O
que levaria um intelectual brilhante a ceder a uma patética tentação sexual?
Será uma outra
masculinidade possível, ou permaneceremos eternamente nesse looping de
decepções, acusações, dúvidas e sofrimentos? As perdas são para todas e todos
os envolvidos em casos de assédio sexual. Perdas de reputação, perdas
profissionais, pessoais, familiares, de saúde, de paz.
Recentemente, quando
meu professor e orientador (fiz estágio sanduíche em Coimbra, em 2003, estando
ligada a essa Universidade até hoje, 21 anos depois) foi acusado de assédio,
uma parente me escreveu e perguntou: será verdade??? Ontem à noite, quando foram
divulgadas as denúncias contra Silvio Almeida, os primeiros comentários que
chegaram para mim foram variações em torno do “será verdade?”. Pessoas
incrédulas, assombradas, diante da admiração que sentiam tanto pelo acusado,
como por uma das denunciantes, aquela que representa sua irmã, cujo assassinato
revelou os bastidores da podridão miliciana, policial, institucional. Era para
estarmos todos juntos nas lutas… esse triste e inesperado episódio nos provoca
uma dissonância cognitiva, termo de Leon Festinger que foi recuperado por
autores atuais.
As mulheres que são
feministas, críticas do patriarcado cis-hetero-normativo, têm fechado em torno
de uma escolha: nunca questionar a veracidade de uma vítima de assédio que
denuncia. Isso porque são séculos de descrença, de opressão, de suportar
caladas as violências, de se envergonhar por violações sofridas. Somos educadas
para “não criar problemas”. Somos subjetivadas pelos sistemas de dominação
operantes, sendo o patriarcado o mais antigo deles. Essa aposta pode,
eventualmente, estar errada? Raríssimas vezes, pode sim. Lembro de apenas um
caso: o de Julian Assange. Ali, a teoria conspiratória tinha alguma base; os
poderosos do mundo armaram contra ele, que os desafiou. Contudo, meus caros e
caras, é extremamente raro. Assim, este texto parte do pressuposto
ético-político da veracidade das denúncias e da solidariedade às denunciantes.
Passei um vídeo para
meus alunos esta semana, no qual Regina Navarro Lins, num USP-Talks, falava que
antes da descoberta da participação masculina na reprodução humana, as mulheres
eram respeitadas e há hipóteses de sociedades matriarcais, pois matrilineares.

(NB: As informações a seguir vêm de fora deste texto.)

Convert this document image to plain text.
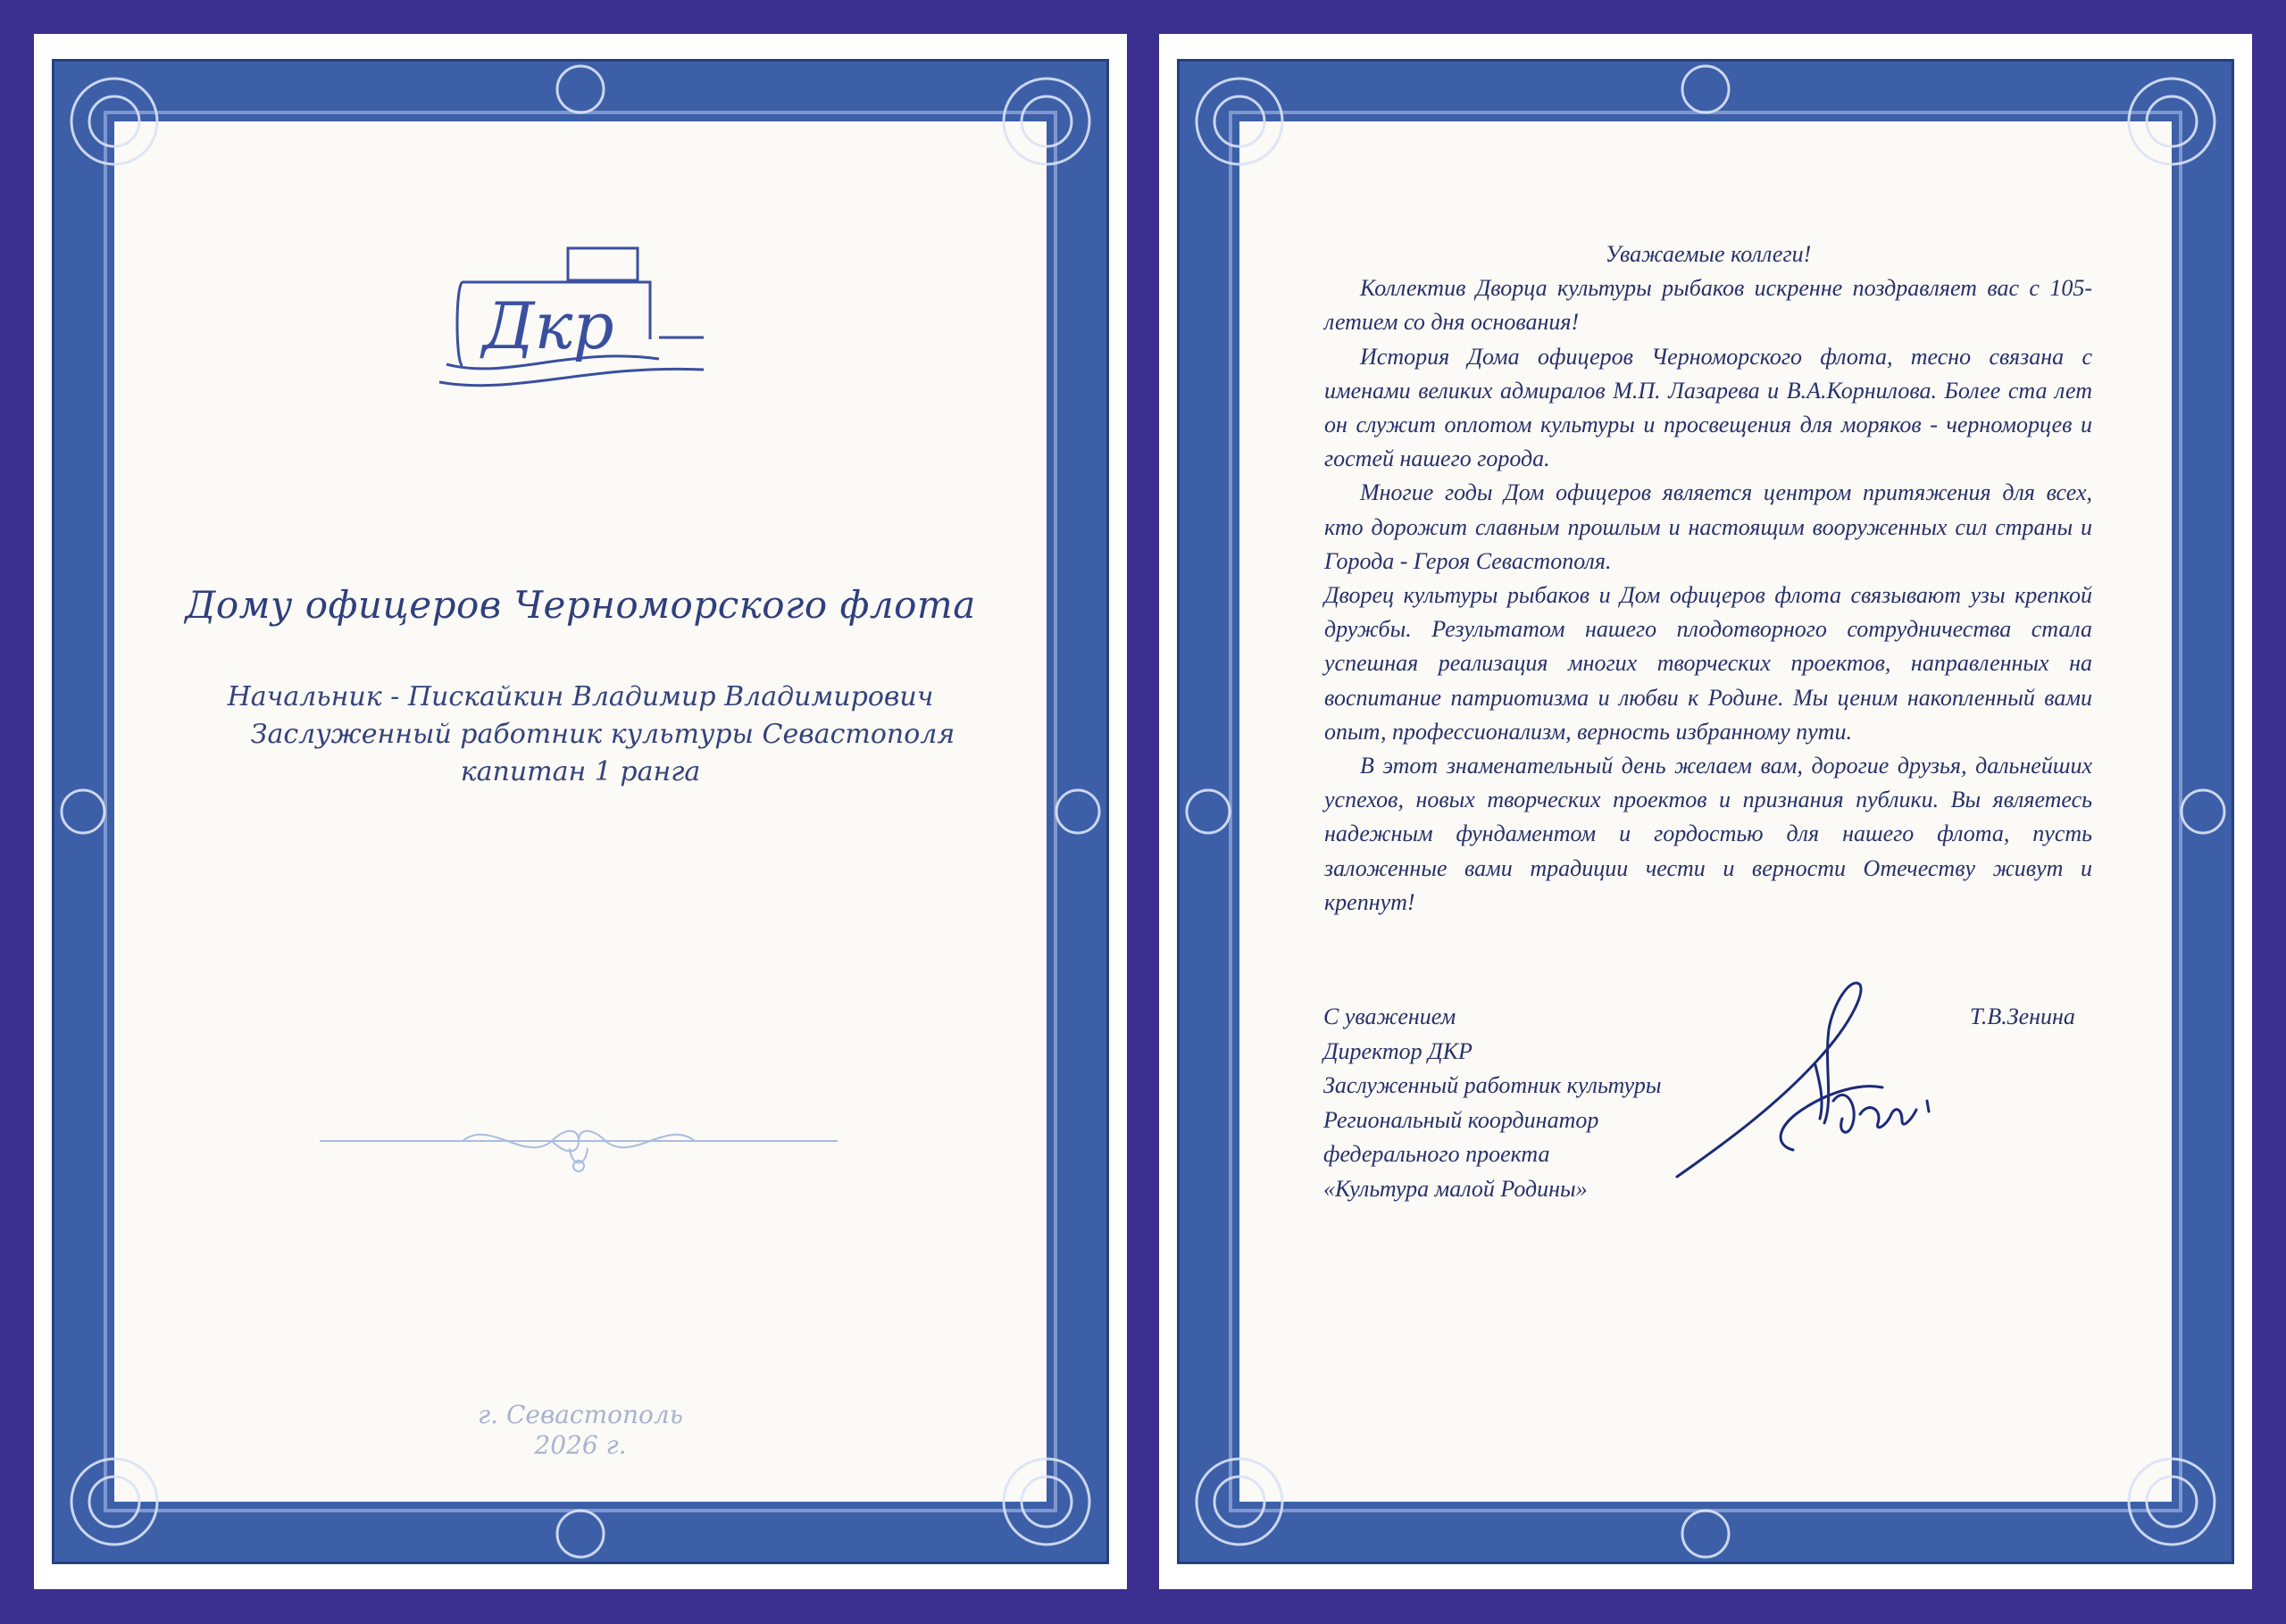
Дкр
Дому офицеров Черноморского флота
Начальник - Пискайкин Владимир Владимирович
Заслуженный работник культуры Севастополя
капитан 1 ранга
г. Севастополь
2026 г.
Уважаемые коллеги!

Коллектив Дворца культуры рыбаков искренне поздравляет вас с 105-летием со дня основания!

История Дома офицеров Черноморского флота, тесно связана с именами великих адмиралов М.П. Лазарева и В.А.Корнилова. Более ста лет он служит оплотом культуры и просвещения для моряков - черноморцев и гостей нашего города.

Многие годы Дом офицеров является центром притяжения для всех, кто дорожит славным прошлым и настоящим вооруженных сил страны и Города - Героя Севастополя.

Дворец культуры рыбаков и Дом офицеров флота связывают узы крепкой дружбы. Результатом нашего плодотворного сотрудничества стала успешная реализация многих творческих проектов, направленных на воспитание патриотизма и любви к Родине. Мы ценим накопленный вами опыт, профессионализм, верность избранному пути.

В этот знаменательный день желаем вам, дорогие друзья, дальнейших успехов, новых творческих проектов и признания публики. Вы являетесь надежным фундаментом и гордостью для нашего флота, пусть заложенные вами традиции чести и верности Отечеству живут и крепнут!

С уважением
Директор ДКР
Заслуженный работник культуры
Региональный координатор
федерального проекта
«Культура малой Родины»
Т.В.Зенина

Tudo muda quando, ao iniciar a domesticação dos animais, percebeu-se que
ovelhas desgarradas não tinham filhotes. A observação aguçou-se e caíram as
fichas: é o macho que fertiliza a fêmea. Tal fenômeno teria coincidido com o
início da propriedade privada: daí passou a ser importante garantir a
paternidade, para fins de herança. Foi a partir daí que a mulher foi
aprisionada ao espaço privado, que se inventou que ela deveria ser recatada, do
lar e só se relacionar com o senhor seu marido.
Nem preciso dizer o
quanto as religiões patriarcais, como as tradições judaico-cristã e islâmica
reforçaram esse pensamento e essas práticas. Essa ideologia tomou conta de
praticamente todo o globo. Afinal, propriedade privada também se tornou uma
obsessão generalizada. Todo o tipo de maldade, guerra, atrocidade foi praticada
em função dela. E também ela se revestiu de um caráter moral, sacrossanto. Mas
isso já foge do meu foco e fica para outro texto; voltemos ao tema dos
assédios.
No primeiro caso que
citei, tratava-se de um “pai” intelectual, alguém que me ensinou muito sobre a
conexão do capitalismo, do colonialismo e do patriarcado, essa complexa
articulação que sustenta relações tão desiguais de poder e de saber. Foi, para
mim, um misto de tristeza, decepção, vergonha, culpa… mas culpa, de quê? De não
ter sido assediada? De ter tido uma relação muito boa com o orientador? Não faz
o menor sentido. Acontece que as emoções têm sua própria lógica, seus fluxos
incertos que independem de ideias racionais.
De qualquer modo,
refletir sobre tudo isso tem me levado a pensar que o patriarcado é uma
patologia. Ele rouba a lucidez, o bom senso e o equilíbrio tanto de homens
quanto de mulheres. Não falo aqui de machistas contumazes, dos que cultivam um
modelo de masculinidade à lá coach do Campari, pois esses não têm qualquer
lucidez para ser perdida. Me refiro a homens intelectualizados, inteligentes e…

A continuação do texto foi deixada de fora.